Stress is one of the major risk factors for depression, and it’s also a risk factor for cardiovascular disorders. Stress normally contributes to an increased activity in the hormone system that regulates the secretion of cortisol. It is possible that recurrent depressive and manic episodes with a high accumulation of stress will in time lead to an exhaustion of the hormone system. It makes sense—people with bipolar disorder deal with extreme highs and lows for their entire lives, so by the time they reached an advanced age, their systems are off balance.

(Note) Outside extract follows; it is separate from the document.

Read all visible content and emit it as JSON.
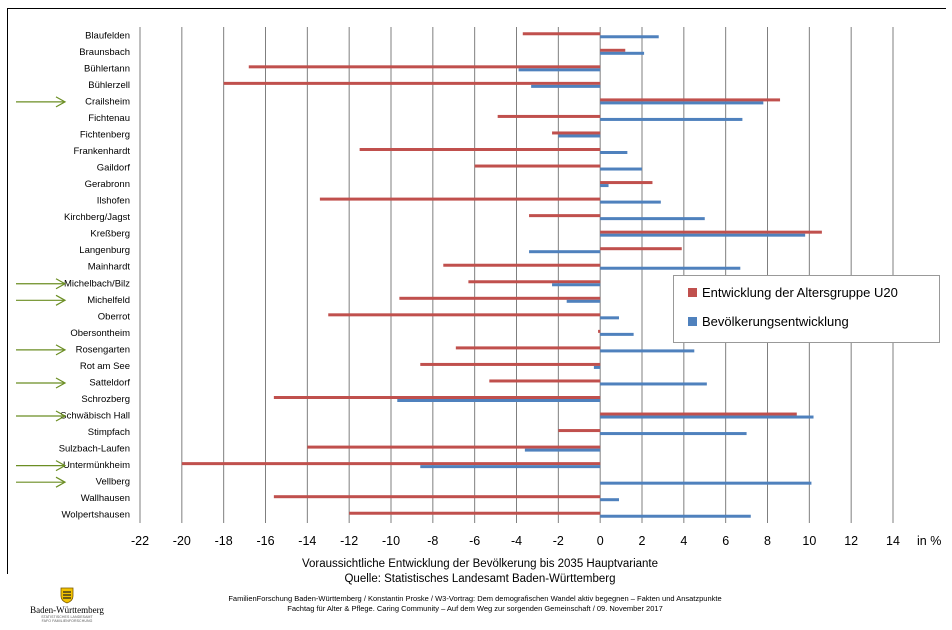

The good news is, these discoveries could provide researchers with important clues as to how treatment strategies for bipolar disorder and depression can be improved. During these studies, it was noted that no increase of obesity or depression could be seen among the bipolar patients who had been treated with the mood stabilizer lithium for a large portion of their lives. This could means that the beneficial effects that early and continuous lithium treatment has on the course of bipolar disorder may be partially explained by finding that lithium helps prevent the development of hypocortisolism (adrenal glands not producing enough cortisol).
Unfortunately, depression remains a huge issue for people with bipolar disorder. They are statistically twice as likely to be depressed as their non-bipolar counterparts, and they are a whopping five times more likely to have a poor quality of life. This is due to many factors: the instability of their illness, the potential loss of jobs due to their mental disorder, and the difficulties they face with maintaining relationships, romantic or otherwise, just to name a few.
Bipolar disorder is a lifelong disease that causes recurrent episodes of both depression and mania. Stress is a known trigger for these episodes, and the depression and mania only add to the patient’s stress levels.
The best thing people with bipolar disorder can do for themselves is to try to lower their stress levels. Here are some tips to help stay stress-free:
- Eat a healthy diet. Well-nourished bodies can cope with stress much easier.
- Avoid excessive caffeine and sugar. They can cause a temporary buzz followed by a huge crash.
- Avoid alcohol, cigarettes and illegal drugs entirely. These substances can stress out a mentally healthy person, and to someone with bipolar disorder, they can trigger an episode.
- Get some exercise. Endorphins help reduce stress.
- Talk to your Newport Beach psychiatrist about your stress levels if you are concerned about your bipolar disorder being effected.
- Try deep breathing and meditation. Quieting the mind and relaxing can work wonders.
- Join a support group or look into group therapy. Talking to other people who truly understand what you’re going through can be a huge help. Isolating yourself will only add to your stress.
- If you can help it, try to avoid situations you know will cause you stress and anxiety. If a situation isn’t worth it, remove yourself from it.